Una cultura de cambio

Unidad en diversidad

El propósito fundamental de la Fe bahá’í es la unidad de todos los pueblos y naciones del mundo en espíritu de armonía. Esta armonía, entre otros muchos aspectos, requiere la potenciación de la aportación de cada individuo y grupo a una nueva sociedad, respetando, y de hecho promoviendo, las diferencias culturales, lingüísticas y artísticas, por mencionar algunas. El principio de unidad en diversidad encuentra expresión en la gran variedad cultural de comunidad bahá’í de España, así como en la membresía de sus instituciones locales y nacionales.

La sociedad española, en las últimas décadas, ha experimentado una gran eclosión de diferencias culturales como resultado de los movimientos poblacionales. Esta eclosión, aunque al principio pudo suscitar cierta perplejidad, debido a la difuminación de la homogeneidad anterior característica de varias zonas geográficas, ha enriquecido significativamente la vida social, cultural y económica del país. Gran parte de los nuevos negocios, de la nuevas expresiones artísticas, por señalar dos ejemplos, proceden de poblaciones que, tal como hicieron los españoles en su día (y siguen haciendo) inmigraron a España. Estos colectivos son ya parte de la identidad colectiva y, a pesar de que inicialmente se podían ver como un fenómeno transitorio, hoy día son parte del nosotros. La identidad colectiva evoluciona, y España no podía ser ajena a este fenómeno conocido.

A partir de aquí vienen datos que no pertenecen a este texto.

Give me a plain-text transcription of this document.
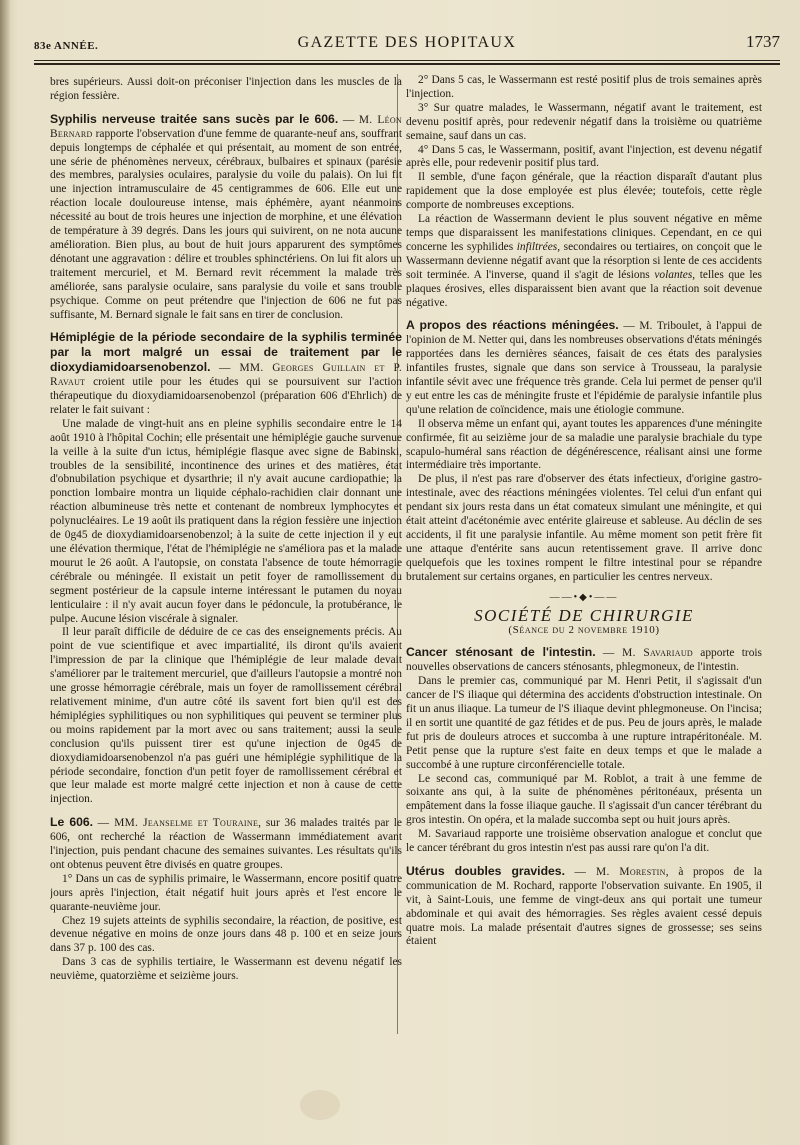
83e ANNÉE.	GAZETTE DES HOPITAUX	1737

bres supérieurs. Aussi doit-on préconiser l'injection dans les muscles de la région fessière.

Syphilis nerveuse traitée sans sucès par le 606. — M. Léon Bernard rapporte l'observation d'une femme de quarante-neuf ans, souffrant depuis longtemps de céphalée et qui présentait, au moment de son entrée, une série de phénomènes nerveux, cérébraux, bulbaires et spinaux (parésie des membres, paralysies oculaires, paralysie du voile du palais). On lui fit une injection intramusculaire de 45 centigrammes de 606. Elle eut une réaction locale douloureuse intense, mais éphémère, ayant néanmoins nécessité au bout de trois heures une injection de morphine, et une élévation de température à 39 degrés. Dans les jours qui suivirent, on ne nota aucune amélioration. Bien plus, au bout de huit jours apparurent des symptômes dénotant une aggravation : délire et troubles sphinctériens. On lui fit alors un traitement mercuriel, et M. Bernard revit récemment la malade très améliorée, sans paralysie oculaire, sans paralysie du voile et sans trouble psychique. Comme on peut prétendre que l'injection de 606 ne fut pas suffisante, M. Bernard signale le fait sans en tirer de conclusion.

Hémiplégie de la période secondaire de la syphilis terminée par la mort malgré un essai de traitement par le dioxydiamidoarsenobenzol. — MM. Georges Guillain et P. Ravaut croient utile pour les études qui se poursuivent sur l'action thérapeutique du dioxydiamidoarsenobenzol (préparation 606 d'Ehrlich) de relater le fait suivant :

Une malade de vingt-huit ans en pleine syphilis secondaire entre le 14 août 1910 à l'hôpital Cochin; elle présentait une hémiplégie gauche survenue la veille à la suite d'un ictus, hémiplégie flasque avec signe de Babinski, troubles de la sensibilité, incontinence des urines et des matières, état d'obnubilation psychique et dysarthrie; il n'y avait aucune cardiopathie; la ponction lombaire montra un liquide céphalo-rachidien clair donnant une réaction albumineuse très nette et contenant de nombreux lymphocytes et polynucléaires. Le 19 août ils pratiquent dans la région fessière une injection de 0g45 de dioxydiamidoarsenobenzol; à la suite de cette injection il y eut une élévation thermique, l'état de l'hémiplégie ne s'améliora pas et la malade mourut le 26 août. A l'autopsie, on constata l'absence de toute hémorragie cérébrale ou méningée. Il existait un petit foyer de ramollissement du segment postérieur de la capsule interne intéressant le putamen du noyau lenticulaire : il n'y avait aucun foyer dans le pédoncule, la protubérance, le pulpe. Aucune lésion viscérale à signaler.

Il leur paraît difficile de déduire de ce cas des enseignements précis. Au point de vue scientifique et avec impartialité, ils diront qu'ils avaient l'impression de par la clinique que l'hémiplégie de leur malade devait s'améliorer par le traitement mercuriel, que d'ailleurs l'autopsie a montré non une grosse hémorragie cérébrale, mais un foyer de ramollissement cérébral relativement minime, d'un autre côté ils savent fort bien qu'il est des hémiplégies syphilitiques ou non syphilitiques qui peuvent se terminer plus ou moins rapidement par la mort avec ou sans traitement; aussi la seule conclusion qu'ils puissent tirer est qu'une injection de 0g45 de dioxydiamidoarsenobenzol n'a pas guéri une hémiplégie syphilitique de la période secondaire, fonction d'un petit foyer de ramollissement cérébral et que leur malade est morte malgré cette injection et non à cause de cette injection.

Le 606. — MM. Jeanselme et Touraine, sur 36 malades traités par le 606, ont recherché la réaction de Wassermann immédiatement avant l'injection, puis pendant chacune des semaines suivantes. Les résultats qu'ils ont obtenus peuvent être divisés en quatre groupes.

1° Dans un cas de syphilis primaire, le Wassermann, encore positif quatre jours après l'injection, était négatif huit jours après et l'est encore le quarante-neuvième jour.

Chez 19 sujets atteints de syphilis secondaire, la réaction, de positive, est devenue négative en moins de onze jours dans 48 p. 100 et en seize jours dans 37 p. 100 des cas.

Dans 3 cas de syphilis tertiaire, le Wassermann est devenu négatif les neuvième, quatorzième et seizième jours.

2° Dans 5 cas, le Wassermann est resté positif plus de trois semaines après l'injection.

3° Sur quatre malades, le Wassermann, négatif avant le traitement, est devenu positif après, pour redevenir négatif dans la troisième ou quatrième semaine, sauf dans un cas.

4° Dans 5 cas, le Wassermann, positif, avant l'injection, est devenu négatif après elle, pour redevenir positif plus tard.

Il semble, d'une façon générale, que la réaction disparaît d'autant plus rapidement que la dose employée est plus élevée; toutefois, cette règle comporte de nombreuses exceptions.

La réaction de Wassermann devient le plus souvent négative en même temps que disparaissent les manifestations cliniques. Cependant, en ce qui concerne les syphilides infiltrées, secondaires ou tertiaires, on conçoit que le Wassermann devienne négatif avant que la résorption si lente de ces accidents soit terminée. A l'inverse, quand il s'agit de lésions volantes, telles que les plaques érosives, elles disparaissent bien avant que la réaction soit devenue négative.

A propos des réactions méningées. — M. Triboulet, à l'appui de l'opinion de M. Netter qui, dans les nombreuses observations d'états méningés rapportées dans les dernières séances, faisait de ces états des paralysies infantiles frustes, signale que dans son service à Trousseau, la paralysie infantile sévit avec une fréquence très grande. Cela lui permet de penser qu'il y eut entre les cas de méningite fruste et l'épidémie de paralysie infantile plus qu'une relation de coïncidence, mais une étiologie commune.

Il observa même un enfant qui, ayant toutes les apparences d'une méningite confirmée, fit au seizième jour de sa maladie une paralysie brachiale du type scapulo-huméral sans réaction de dégénérescence, réalisant ainsi une forme intermédiaire très importante.

De plus, il n'est pas rare d'observer des états infectieux, d'origine gastro-intestinale, avec des réactions méningées violentes. Tel celui d'un enfant qui pendant six jours resta dans un état comateux simulant une méningite, et qui était atteint d'acétonémie avec entérite glaireuse et sableuse. Au déclin de ses accidents, il fit une paralysie infantile. Au même moment son petit frère fit une attaque d'entérite sans aucun retentissement grave. Il arrive donc quelquefois que les toxines rompent le filtre intestinal pour se répandre brutalement sur certains organes, en particulier les centres nerveux.

——•◆•——
SOCIÉTÉ DE CHIRURGIE
(Séance du 2 novembre 1910)

Cancer sténosant de l'intestin. — M. Savariaud apporte trois nouvelles observations de cancers sténosants, phlegmoneux, de l'intestin.

Dans le premier cas, communiqué par M. Henri Petit, il s'agissait d'un cancer de l'S iliaque qui détermina des accidents d'obstruction intestinale. On fit un anus iliaque. La tumeur de l'S iliaque devint phlegmoneuse. On l'incisa; il en sortit une quantité de gaz fétides et de pus. Peu de jours après, le malade fut pris de douleurs atroces et succomba à une rupture intrapéritonéale. M. Petit pense que la rupture s'est faite en deux temps et que le malade a succombé à une rupture circonférencielle totale.

Le second cas, communiqué par M. Roblot, a trait à une femme de soixante ans qui, à la suite de phénomènes péritonéaux, présenta un empâtement dans la fosse iliaque gauche. Il s'agissait d'un cancer térébrant du gros intestin. On opéra, et la malade succomba sept ou huit jours après.

M. Savariaud rapporte une troisième observation analogue et conclut que le cancer térébrant du gros intestin n'est pas aussi rare qu'on l'a dit.

Utérus doubles gravides. — M. Morestin, à propos de la communication de M. Rochard, rapporte l'observation suivante. En 1905, il vit, à Saint-Louis, une femme de vingt-deux ans qui portait une tumeur abdominale et qui avait des hémorragies. Ses règles avaient cessé depuis quatre mois. La malade présentait d'autres signes de grossesse; ses seins étaient
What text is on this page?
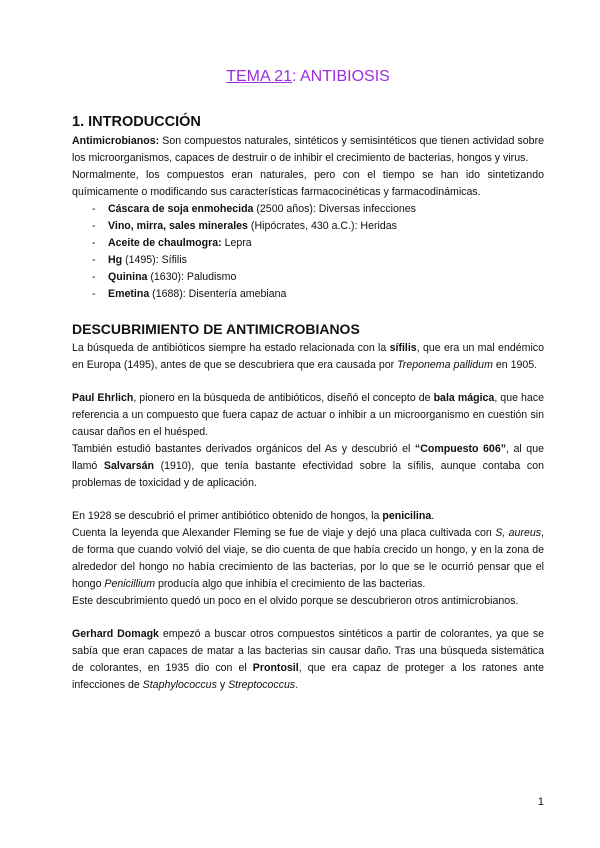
TEMA 21: ANTIBIOSIS
1. INTRODUCCIÓN

Antimicrobianos: Son compuestos naturales, sintéticos y semisintéticos que tienen actividad sobre los microorganismos, capaces de destruir o de inhibir el crecimiento de bacterias, hongos y virus.

Normalmente, los compuestos eran naturales, pero con el tiempo se han ido sintetizando químicamente o modificando sus características farmacocinéticas y farmacodinámicas.

- Cáscara de soja enmohecida (2500 años): Diversas infecciones
- Vino, mirra, sales minerales (Hipócrates, 430 a.C.): Heridas
- Aceite de chaulmogra: Lepra
- Hg (1495): Sífilis
- Quinina (1630): Paludismo
- Emetina (1688): Disentería amebiana
DESCUBRIMIENTO DE ANTIMICROBIANOS

La búsqueda de antibióticos siempre ha estado relacionada con la sífilis, que era un mal endémico en Europa (1495), antes de que se descubriera que era causada por Treponema pallidum en 1905.

Paul Ehrlich, pionero en la búsqueda de antibióticos, diseñó el concepto de bala mágica, que hace referencia a un compuesto que fuera capaz de actuar o inhibir a un microorganismo en cuestión sin causar daños en el huésped.

También estudió bastantes derivados orgánicos del As y descubrió el “Compuesto 606”, al que llamó Salvarsán (1910), que tenía bastante efectividad sobre la sífilis, aunque contaba con problemas de toxicidad y de aplicación.

En 1928 se descubrió el primer antibiótico obtenido de hongos, la penicilina.

Cuenta la leyenda que Alexander Fleming se fue de viaje y dejó una placa cultivada con S, aureus, de forma que cuando volvió del viaje, se dio cuenta de que había crecido un hongo, y en la zona de alrededor del hongo no había crecimiento de las bacterias, por lo que se le ocurrió pensar que el hongo Penicillium producía algo que inhibía el crecimiento de las bacterias.

Este descubrimiento quedó un poco en el olvido porque se descubrieron otros antimicrobianos.

Gerhard Domagk empezó a buscar otros compuestos sintéticos a partir de colorantes, ya que se sabía que eran capaces de matar a las bacterias sin causar daño. Tras una búsqueda sistemática de colorantes, en 1935 dio con el Prontosil, que era capaz de proteger a los ratones ante infecciones de Staphylococcus y Streptococcus.

1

La comunidad bahá’í está extendida por todo el territorio nacional. Perteneciendo a un territorio tan diverso, además, los bahá’ís han encontrado maneras de no solo respetar, sino de valorar esta riqueza cultural. Algunos ejemplos son: las traducciones de sus Escritos sagrados a todas las lenguas oficiales de España, varias de las cuales ya están publicadas por la Editorial Bahá’í de España; la creciente cantidad de obras culturales y artísticas compuestas por bahá’ís, tales como canciones, bailes tradicionales, comidas o poesía de cada región, y que se comparten en las celebraciones y reuniones; y los materiales de los programas educativos que los bahá’ís han emprendido en todo el mundo y que se están traduciendo al Catalán y al Euskera.

Además, gracias a los movimientos migratorios de las décadas recientes a los que se ha hecho mención, la comunidad bahá’í de España también se está enriqueciendo, no solo por la variedad de rostros nuevos, sino por las tradiciones y expresiones artísticas que traen consigo. No es de extrañar, por ejemplo, ver un baile ecuatoriano en una reunión bahá’í, tras haber escuchado unas gaitas asturianas.

La cultura romaní merece mención especial, ya que con su particular visión, sensibilidad y talento ha dejado huella en la identidad de la comunidad bahá’í española. El pueblo Rom, además, tiene gran afinidad por las expresiones artísticas y ha podido expresar su espiritualidad tradicionalmente a través de la música y el baile. En esta línea, su conexión con la Fe bahá’í en España se ha manifestado de diversas maneras, entre las que destaca la composición tanto de melodías para los textos sagrados bahá’ís como de canciones inspiradas en estas enseñanzas.